Some disks are copy protected. Not sure how best to preserve these disks. The -i4 format won't work with, for example, Lotus 1-2-3 system disks because tracks 78 and 79 have sectors numbered up to 12 and are missing sectors (they do this with a special format that I believe omits sectors 9 and 10 and instead has sectors 11 and 12). There are other copy protected disks that have deleted sectors since the Rainbow could easily read those, but they were hard to create from standard interfaces. Don't know if -i2 images would help, or if I have to go all the way down to -i0 to ensure proper imaging. The copy protected disks, however, were all broken in the '80s, so preserving them isn't so interesting to me. There's also a couple of disks that have data on track 82, but it's marked as track 79 and it's unclear what this data is. I know there are several old formats that preserve this info (TELDISK and DISKIMAGE being two that I've run into most).

cpmtools is able to extract data from CP/M formatted disks (use dec_pro format). It understands all about the interleaving you need to do on tracks 2+ and can work on raw kyroflux images.
As for MS-DOS disks, I wrote a small utility to convert the physical layout to a logical one, and to (optionally) replace sector 0 with a standard boot record with the BPB in it (Rainbow floppies have Z80 boot code which has a different starting byte (f3) and doesn't have the tables expected. Doing this, both mtools and FreeBSD's msdosfs can copy files easily enough. But so far it's not reversible, so you can't (yet) use it to create floppy images. I'll be testing two tricks (just prepending the magic sector and appending sector 0 at the end) to see if that might help. I can post a pointer if there's interest.

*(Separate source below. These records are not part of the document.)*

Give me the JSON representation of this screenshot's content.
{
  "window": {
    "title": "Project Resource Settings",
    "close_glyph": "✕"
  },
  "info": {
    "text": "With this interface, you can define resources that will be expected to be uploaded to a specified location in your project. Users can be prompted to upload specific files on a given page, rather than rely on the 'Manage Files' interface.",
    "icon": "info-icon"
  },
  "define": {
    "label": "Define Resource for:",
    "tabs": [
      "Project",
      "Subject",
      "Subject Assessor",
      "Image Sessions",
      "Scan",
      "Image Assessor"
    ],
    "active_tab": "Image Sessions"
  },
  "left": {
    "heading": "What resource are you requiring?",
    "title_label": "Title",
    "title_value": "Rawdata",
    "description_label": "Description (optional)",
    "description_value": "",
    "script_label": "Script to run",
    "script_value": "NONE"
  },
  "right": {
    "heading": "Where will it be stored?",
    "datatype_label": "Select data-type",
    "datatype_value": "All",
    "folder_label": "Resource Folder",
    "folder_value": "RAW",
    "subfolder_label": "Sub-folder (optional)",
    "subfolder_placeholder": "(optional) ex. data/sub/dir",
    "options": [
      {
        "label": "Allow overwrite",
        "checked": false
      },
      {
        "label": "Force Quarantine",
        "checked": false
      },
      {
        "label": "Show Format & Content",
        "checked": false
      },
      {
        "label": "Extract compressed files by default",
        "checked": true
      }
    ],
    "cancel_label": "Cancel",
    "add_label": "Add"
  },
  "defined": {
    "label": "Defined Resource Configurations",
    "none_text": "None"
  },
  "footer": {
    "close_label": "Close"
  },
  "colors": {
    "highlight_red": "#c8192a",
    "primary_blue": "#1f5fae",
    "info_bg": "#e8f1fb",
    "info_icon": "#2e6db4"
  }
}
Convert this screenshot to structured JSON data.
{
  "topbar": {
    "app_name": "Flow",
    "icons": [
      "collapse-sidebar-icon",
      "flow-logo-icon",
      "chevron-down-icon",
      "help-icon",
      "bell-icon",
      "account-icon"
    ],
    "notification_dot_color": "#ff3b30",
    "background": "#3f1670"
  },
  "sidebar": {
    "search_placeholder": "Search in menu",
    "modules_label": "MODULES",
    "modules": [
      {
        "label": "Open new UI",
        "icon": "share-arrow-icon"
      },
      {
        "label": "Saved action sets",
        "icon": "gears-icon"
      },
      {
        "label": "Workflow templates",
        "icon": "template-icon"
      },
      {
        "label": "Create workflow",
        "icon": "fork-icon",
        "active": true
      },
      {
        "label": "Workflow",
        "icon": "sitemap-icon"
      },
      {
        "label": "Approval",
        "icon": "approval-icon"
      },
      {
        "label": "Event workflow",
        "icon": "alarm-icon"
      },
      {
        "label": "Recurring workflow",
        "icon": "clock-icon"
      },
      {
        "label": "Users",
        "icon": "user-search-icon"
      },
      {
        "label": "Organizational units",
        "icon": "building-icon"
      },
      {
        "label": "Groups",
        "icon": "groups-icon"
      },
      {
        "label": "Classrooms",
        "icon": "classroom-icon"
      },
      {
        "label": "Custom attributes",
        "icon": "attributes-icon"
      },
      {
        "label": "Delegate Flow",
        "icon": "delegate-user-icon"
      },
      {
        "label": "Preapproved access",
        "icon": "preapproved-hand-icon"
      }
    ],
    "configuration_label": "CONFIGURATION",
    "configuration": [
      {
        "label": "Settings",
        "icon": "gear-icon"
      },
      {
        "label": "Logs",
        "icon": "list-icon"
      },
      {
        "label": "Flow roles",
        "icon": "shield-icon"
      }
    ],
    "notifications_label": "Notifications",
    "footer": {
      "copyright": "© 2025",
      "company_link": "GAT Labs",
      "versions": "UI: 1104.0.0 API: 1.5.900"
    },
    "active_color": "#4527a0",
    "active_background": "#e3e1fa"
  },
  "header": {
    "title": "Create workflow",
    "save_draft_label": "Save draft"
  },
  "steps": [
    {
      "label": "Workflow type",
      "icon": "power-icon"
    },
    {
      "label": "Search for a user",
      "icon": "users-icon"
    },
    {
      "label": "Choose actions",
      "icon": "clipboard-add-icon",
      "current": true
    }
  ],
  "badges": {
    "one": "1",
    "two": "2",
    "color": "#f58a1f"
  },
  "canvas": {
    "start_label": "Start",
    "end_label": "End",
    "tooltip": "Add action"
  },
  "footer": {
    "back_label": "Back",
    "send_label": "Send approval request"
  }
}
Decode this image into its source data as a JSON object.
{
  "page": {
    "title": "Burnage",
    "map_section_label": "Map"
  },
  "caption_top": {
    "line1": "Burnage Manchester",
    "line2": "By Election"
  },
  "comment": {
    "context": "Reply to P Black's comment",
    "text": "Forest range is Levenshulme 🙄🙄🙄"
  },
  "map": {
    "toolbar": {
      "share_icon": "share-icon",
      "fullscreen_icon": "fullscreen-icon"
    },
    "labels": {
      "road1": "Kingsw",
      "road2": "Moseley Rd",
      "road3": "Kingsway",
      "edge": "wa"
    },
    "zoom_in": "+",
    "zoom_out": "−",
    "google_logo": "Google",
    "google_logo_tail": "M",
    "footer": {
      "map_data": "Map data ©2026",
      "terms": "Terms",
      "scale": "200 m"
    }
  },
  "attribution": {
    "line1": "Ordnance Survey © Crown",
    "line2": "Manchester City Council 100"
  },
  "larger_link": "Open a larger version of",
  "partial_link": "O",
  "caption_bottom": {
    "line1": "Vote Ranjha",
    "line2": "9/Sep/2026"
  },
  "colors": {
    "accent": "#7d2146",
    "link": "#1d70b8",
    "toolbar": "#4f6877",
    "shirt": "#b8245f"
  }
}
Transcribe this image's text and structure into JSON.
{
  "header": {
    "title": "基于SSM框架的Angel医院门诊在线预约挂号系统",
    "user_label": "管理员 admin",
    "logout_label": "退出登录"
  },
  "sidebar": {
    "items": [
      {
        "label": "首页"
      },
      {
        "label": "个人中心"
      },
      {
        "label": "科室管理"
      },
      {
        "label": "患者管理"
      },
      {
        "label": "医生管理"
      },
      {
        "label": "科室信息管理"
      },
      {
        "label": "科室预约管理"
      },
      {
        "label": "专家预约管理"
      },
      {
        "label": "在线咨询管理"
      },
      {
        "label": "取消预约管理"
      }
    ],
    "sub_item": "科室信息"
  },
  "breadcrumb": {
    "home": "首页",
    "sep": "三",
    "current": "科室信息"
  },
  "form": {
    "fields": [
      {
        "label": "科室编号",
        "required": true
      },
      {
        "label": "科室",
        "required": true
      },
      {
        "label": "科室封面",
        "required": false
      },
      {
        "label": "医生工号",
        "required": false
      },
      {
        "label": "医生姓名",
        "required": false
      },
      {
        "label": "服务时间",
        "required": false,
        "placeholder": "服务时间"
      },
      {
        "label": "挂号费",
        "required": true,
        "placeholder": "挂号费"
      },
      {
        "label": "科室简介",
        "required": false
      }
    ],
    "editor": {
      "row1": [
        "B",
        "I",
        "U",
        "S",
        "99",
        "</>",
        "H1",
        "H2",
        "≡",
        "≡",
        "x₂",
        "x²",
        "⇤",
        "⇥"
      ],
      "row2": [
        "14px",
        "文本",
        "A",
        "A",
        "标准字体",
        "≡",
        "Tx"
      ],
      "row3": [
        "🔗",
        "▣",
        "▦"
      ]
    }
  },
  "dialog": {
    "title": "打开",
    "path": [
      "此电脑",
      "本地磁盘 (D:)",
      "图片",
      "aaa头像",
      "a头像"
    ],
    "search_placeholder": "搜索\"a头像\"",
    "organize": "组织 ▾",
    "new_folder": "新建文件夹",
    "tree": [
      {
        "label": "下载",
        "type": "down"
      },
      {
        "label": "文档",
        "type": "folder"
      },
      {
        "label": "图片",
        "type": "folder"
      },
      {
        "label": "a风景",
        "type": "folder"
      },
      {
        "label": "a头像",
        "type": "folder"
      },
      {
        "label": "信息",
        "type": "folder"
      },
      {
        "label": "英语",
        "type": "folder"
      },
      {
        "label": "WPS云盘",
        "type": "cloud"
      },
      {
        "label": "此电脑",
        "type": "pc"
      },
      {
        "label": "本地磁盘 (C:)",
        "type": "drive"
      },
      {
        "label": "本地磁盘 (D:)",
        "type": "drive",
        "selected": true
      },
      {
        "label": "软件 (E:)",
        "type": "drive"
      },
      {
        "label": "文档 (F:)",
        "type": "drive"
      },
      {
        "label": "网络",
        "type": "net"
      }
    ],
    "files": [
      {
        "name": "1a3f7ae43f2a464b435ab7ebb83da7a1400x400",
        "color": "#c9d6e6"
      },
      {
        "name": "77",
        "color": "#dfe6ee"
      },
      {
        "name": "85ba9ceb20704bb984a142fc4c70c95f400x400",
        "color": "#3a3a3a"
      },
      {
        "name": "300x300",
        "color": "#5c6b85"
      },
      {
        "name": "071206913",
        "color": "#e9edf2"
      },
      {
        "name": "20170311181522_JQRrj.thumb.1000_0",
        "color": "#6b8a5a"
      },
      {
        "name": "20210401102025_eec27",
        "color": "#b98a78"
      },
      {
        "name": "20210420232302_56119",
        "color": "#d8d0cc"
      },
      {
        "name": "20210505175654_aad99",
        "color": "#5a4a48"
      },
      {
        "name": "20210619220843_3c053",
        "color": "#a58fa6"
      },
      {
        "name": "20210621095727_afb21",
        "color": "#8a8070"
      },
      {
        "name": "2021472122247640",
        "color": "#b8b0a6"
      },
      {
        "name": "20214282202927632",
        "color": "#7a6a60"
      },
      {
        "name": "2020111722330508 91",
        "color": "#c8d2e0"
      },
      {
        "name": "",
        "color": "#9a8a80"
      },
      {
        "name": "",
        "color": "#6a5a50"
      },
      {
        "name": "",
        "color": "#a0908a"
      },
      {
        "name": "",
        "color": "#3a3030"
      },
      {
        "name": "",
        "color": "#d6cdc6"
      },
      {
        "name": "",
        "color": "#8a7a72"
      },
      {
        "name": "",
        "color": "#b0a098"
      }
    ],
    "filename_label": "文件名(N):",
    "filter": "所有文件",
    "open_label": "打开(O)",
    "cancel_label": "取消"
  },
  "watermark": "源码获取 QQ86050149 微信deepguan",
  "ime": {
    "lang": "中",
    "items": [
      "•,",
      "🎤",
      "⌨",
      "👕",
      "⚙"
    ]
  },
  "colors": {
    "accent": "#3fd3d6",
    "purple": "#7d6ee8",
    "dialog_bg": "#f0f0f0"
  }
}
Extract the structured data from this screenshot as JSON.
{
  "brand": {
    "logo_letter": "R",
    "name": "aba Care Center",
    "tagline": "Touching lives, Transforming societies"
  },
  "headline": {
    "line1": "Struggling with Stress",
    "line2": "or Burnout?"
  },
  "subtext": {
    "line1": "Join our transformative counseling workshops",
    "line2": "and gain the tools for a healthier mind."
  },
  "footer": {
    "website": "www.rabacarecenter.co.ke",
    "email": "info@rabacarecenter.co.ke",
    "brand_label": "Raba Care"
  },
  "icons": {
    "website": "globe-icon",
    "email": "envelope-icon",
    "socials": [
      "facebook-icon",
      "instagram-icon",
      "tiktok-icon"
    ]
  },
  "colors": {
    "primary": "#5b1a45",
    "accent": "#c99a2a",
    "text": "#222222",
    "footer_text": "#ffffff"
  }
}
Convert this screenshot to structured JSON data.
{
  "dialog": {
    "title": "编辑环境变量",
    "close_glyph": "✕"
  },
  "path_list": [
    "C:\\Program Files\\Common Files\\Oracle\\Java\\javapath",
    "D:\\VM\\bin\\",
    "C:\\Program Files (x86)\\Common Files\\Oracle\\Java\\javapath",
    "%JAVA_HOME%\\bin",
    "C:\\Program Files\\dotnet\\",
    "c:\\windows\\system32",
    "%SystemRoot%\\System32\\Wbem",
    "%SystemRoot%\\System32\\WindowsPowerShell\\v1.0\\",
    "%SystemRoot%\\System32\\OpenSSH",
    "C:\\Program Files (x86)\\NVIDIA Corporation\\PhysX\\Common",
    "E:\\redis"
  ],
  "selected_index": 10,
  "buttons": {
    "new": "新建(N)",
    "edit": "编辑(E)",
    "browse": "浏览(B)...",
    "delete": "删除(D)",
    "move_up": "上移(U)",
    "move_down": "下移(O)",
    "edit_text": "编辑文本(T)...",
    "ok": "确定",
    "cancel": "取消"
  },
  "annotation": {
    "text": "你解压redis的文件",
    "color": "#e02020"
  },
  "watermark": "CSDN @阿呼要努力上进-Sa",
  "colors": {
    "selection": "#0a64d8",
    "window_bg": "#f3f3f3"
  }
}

Venix disks are a mixed bag as far as data extraction, but are otherwise boring: 80 tracks, 1 side, 10 sectors per track. Just had brief access to the distribution diskettes, mostly prior to having kryoflux (and the reason for buying it). Ironically, I couldn't get the kryoflux working due to the drive issues I discussed above before I had to return the distribution diskettes. But I was able to copy them natively on my Rainbow...

Finally, there's still 2 or 3 disks that I've been able to read in that I have no clue what the format is. They are kinda sorta CP/M, but also kinda-sorta MS-DOS from looking at the first two tracks, but neither quite works to decode them. Physically, they RX-50. They don't look like ODS-2 nor v7 unix file systems, but that's harder to know for sure. They are unbootable (tracks 0 and 1 are 0xe5, the erasure pattern for RX-50s).

My only real complaint is that it would be nice if dtc would spit out a summary at the end, including tracks unreadable. I have to keep an eye on the logs otherwise. Not a huge deal, to be sure.